Kenanga Research & Investment

Bintulu Port Holdings - No China Reopening Cheer

Publish date: Thu, 01 Jun 2023, 10:05 AM

BIPORT’s 1QFY23 results disappointed on a slowdown in cargo volume at Samalaju Industrial Port as China’s reopening failed to significantly lift the demand for aluminium and manganese. On a brighter note, LNG shipments remained strong on brisk exports to Japan and South Korea. We cut our FY23-24F earnings forecasts by 19% each, reduce our TP by 8% to RM5.55 (from RM6.00) but maintain our OUTPERFORM call.

1QFY23 core net profit of RM22.5m disappointed, coming in at only 16% each of both our full-year forecast and the full-year consensus estimate. The key variance against our forecast came largely from a weaker-thanexpected cargo volume handled at Samalaju Industrial Port, we believe particularly, inbound and outbound cargoes from key customers, i.e. PMETAL (OP: TP: RM5.74) and OMH (OP; TP: RM2.95). It declared a first interim NDPS of 3.0 sen (ex-date: 13 Jul; payment date: 02 Aug 2023) in 1QFY23 vs. 5.0 sen paid in 1QFY22, below expectation.

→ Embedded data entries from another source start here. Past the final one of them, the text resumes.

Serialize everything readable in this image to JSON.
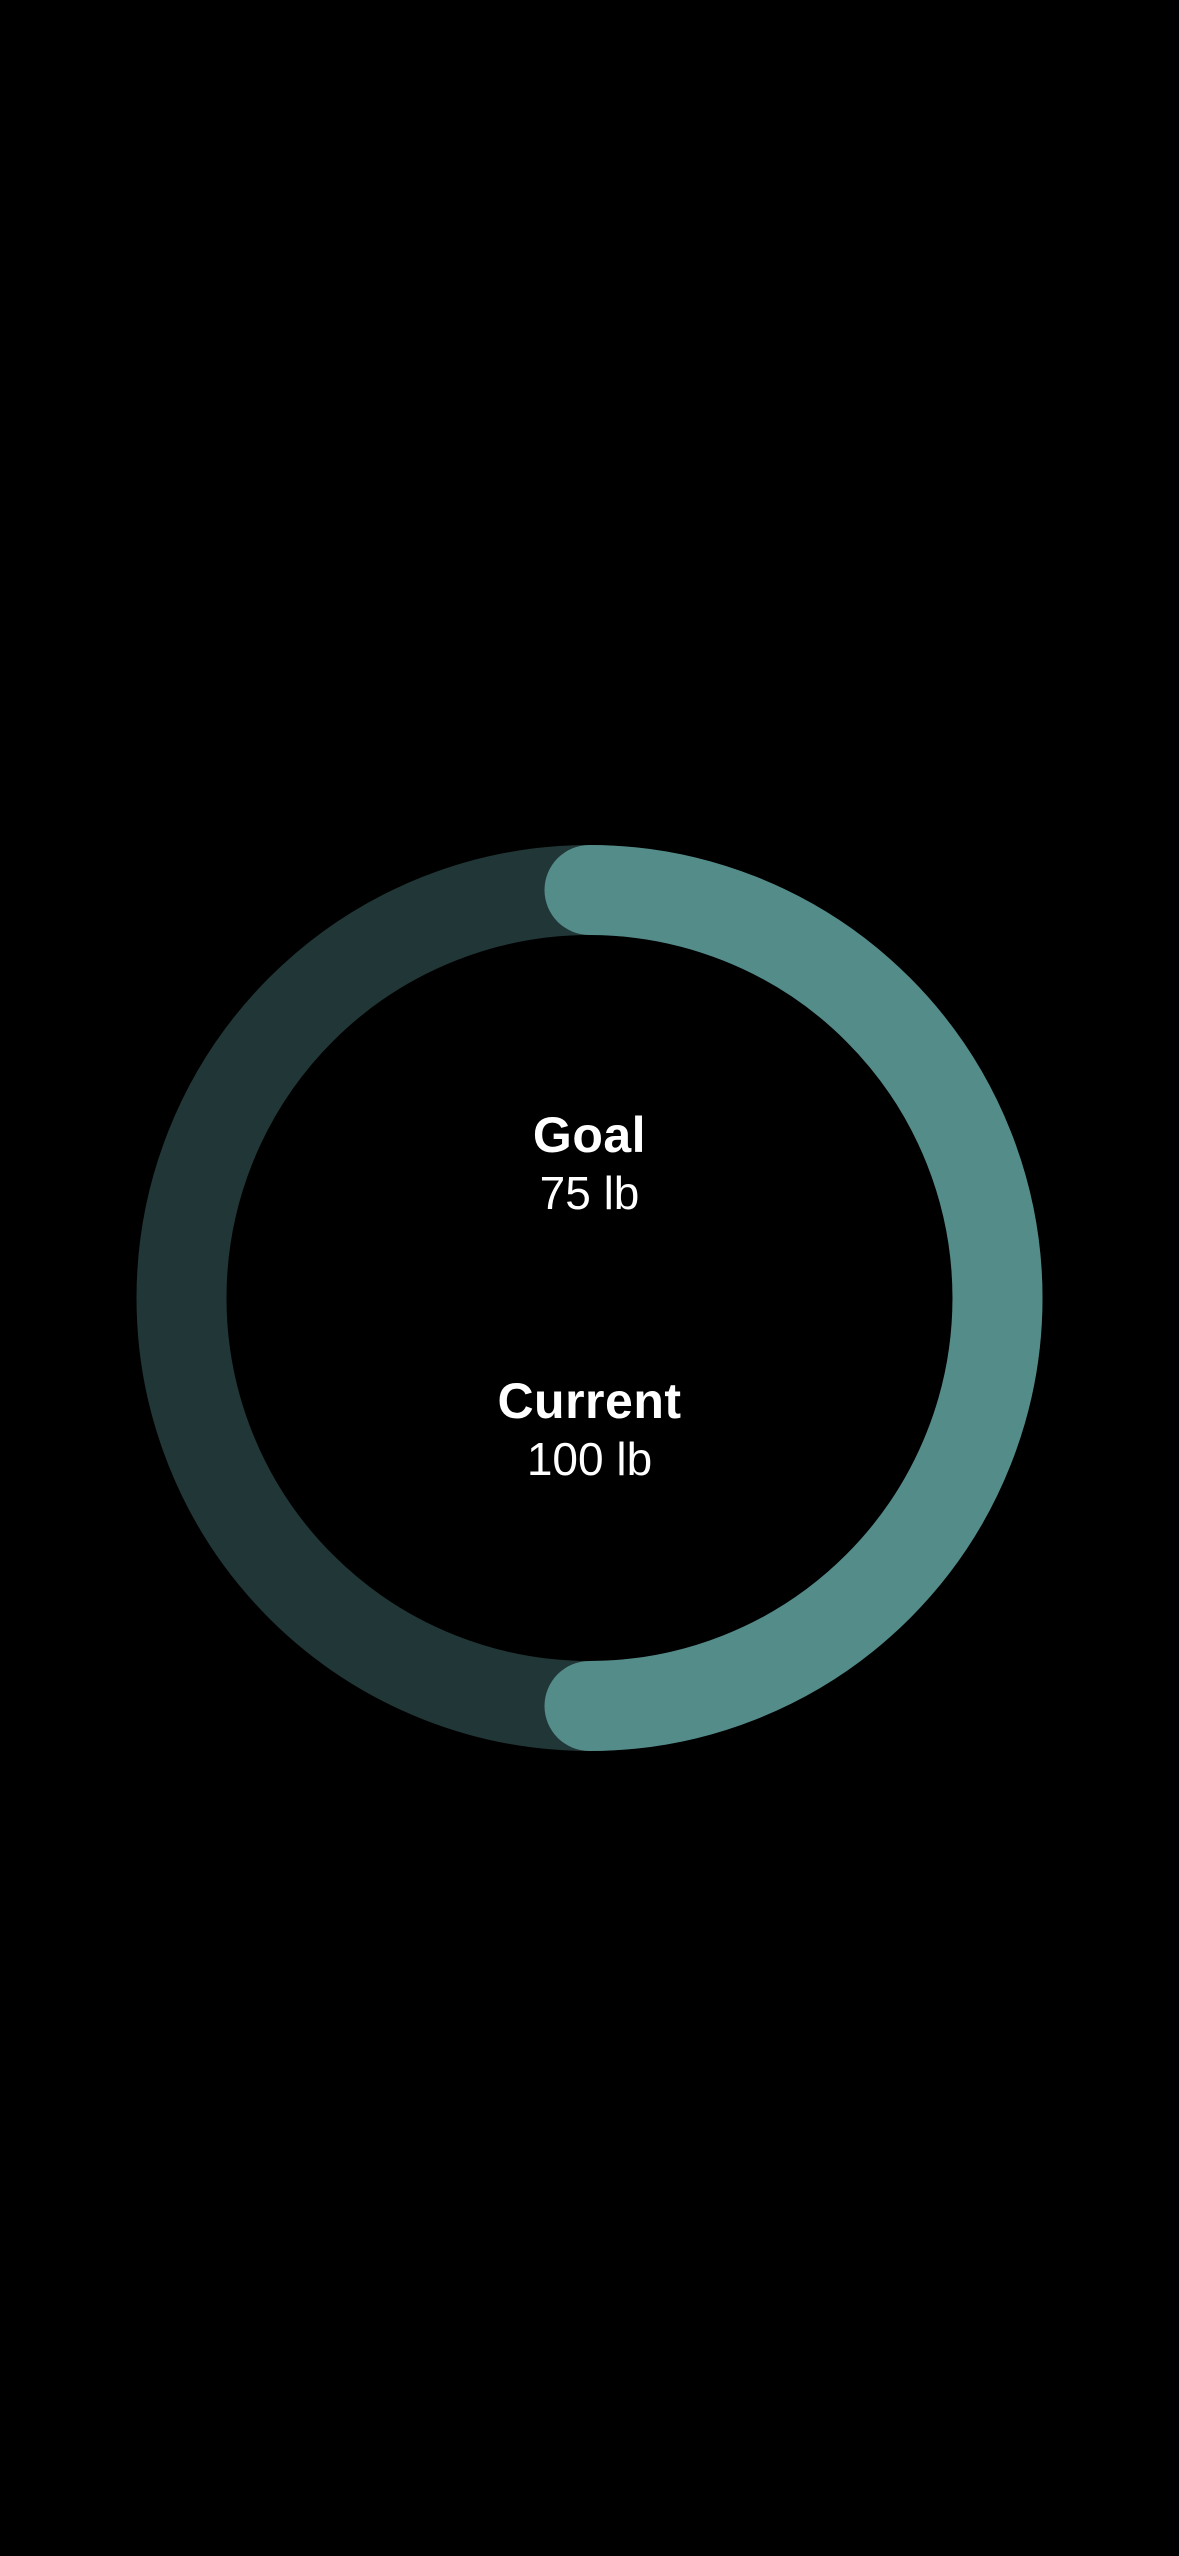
{
  "progress": {
    "fraction": 0.5,
    "track_color": "#213636",
    "fill_color": "#548C8A",
    "background_color": "#000000"
  },
  "goal": {
    "label": "Goal",
    "value": "75 lb"
  },
  "current": {
    "label": "Current",
    "value": "100 lb"
  }
}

Results’ highlights. 1QFY23 revenue fell 5% YoY and 6% QoQ, mainly dragged by a weak top line contribution from Samalaju Industrial Port (- 23% YoY, -16% QoQ), we believe, due to weaker cargo volumes from key customers, i.e. PMETAL and OMH, partially mitigated by stable revenue growth at Bintulu Port.

LNG cargo volume grew 7% YoY on stronger demand from Japan and South Korea. On the other hand, the non-LNG segment (comprising dry bulk, break bulk, liquid bulk and containerised cargoes) was negatively impacted by lower plantation activities (import of fertiliser, export of palm products) due to labour shortages and weaker inbound and outbound cargoes (import of alumina, coal and coke, export of aluminium and manganese) from heavy industries in Samalaju Industrial Park.

Core net profit fell by a larger magnitude of 45% YoY and 14% QoQ largely due to the volume contraction at the more profitable Samalaju Industrial Port (vs. Bintulu Port) given the higher port tariffs it enjoyed (vs. Bintulu Port). Not helping either, were: (i) the higher fuel cost, (ii) the increase in staff cost (annual bonus payment), and (iii) a higher effective tax rate at 29% vs. 27% in 1QFY22 and 25% in 4QFY22.

Forecasts. We cut our FY23-24F earnings forecasts by 19% each as we moderate our non-LNG cargo volume assumptions by 11% to 24.5m in FY23F and 26.0m in FY24F.

Consequently, we reduce our DCF-derived TP by 8% to RM5.55 (WACC: 5.8%; TG: 2%) from RM6.00. There is no adjustment to our TP based on ESG given a 3-star rating as appraised by us (see Page 3).

Outlook. We acknowledge that contrary to expectations, China’s reopening has not significantly lifted the demand for aluminium and manganese. Consequentially, the inbound and outbound cargo volumes from Samalaju Industrial Port key customers, i.e. PMETAL and OMH, have not seen strong growth. However, we believe its key customers have an edge over their peers in the international market because their products are low-carbon footprint in nature given the hydro power input. Also, as it stands today, the Western countries still have outstanding sanctions on Russian aluminium (that makes up c.6% of world aluminium production) and hence will have to look for alternative sources of aluminium supply.

We continue to like BIPORT for: (i) its steady income stream from handling LNG cargoes for Malaysia LNG Sdn Bhd (that typically makes up close to 50% of its total profit), (ii) it could potentially enjoy a step-up in earnings if Bintulu Port is granted a significant hike in its port tariffs, and (iii) the tremendous growth potential of Samalaju Industrial Port backed by rising investment in heavy industries in Samalaju Industrial Park. Maintain OUTPERFORM.

Risks to our call include: (i) inability of Bintulu Port to secure an adequate port tariff hike to offset escalating operating cost, and (ii) a global recession hurting heavy industries in Samalaju Industrial Park.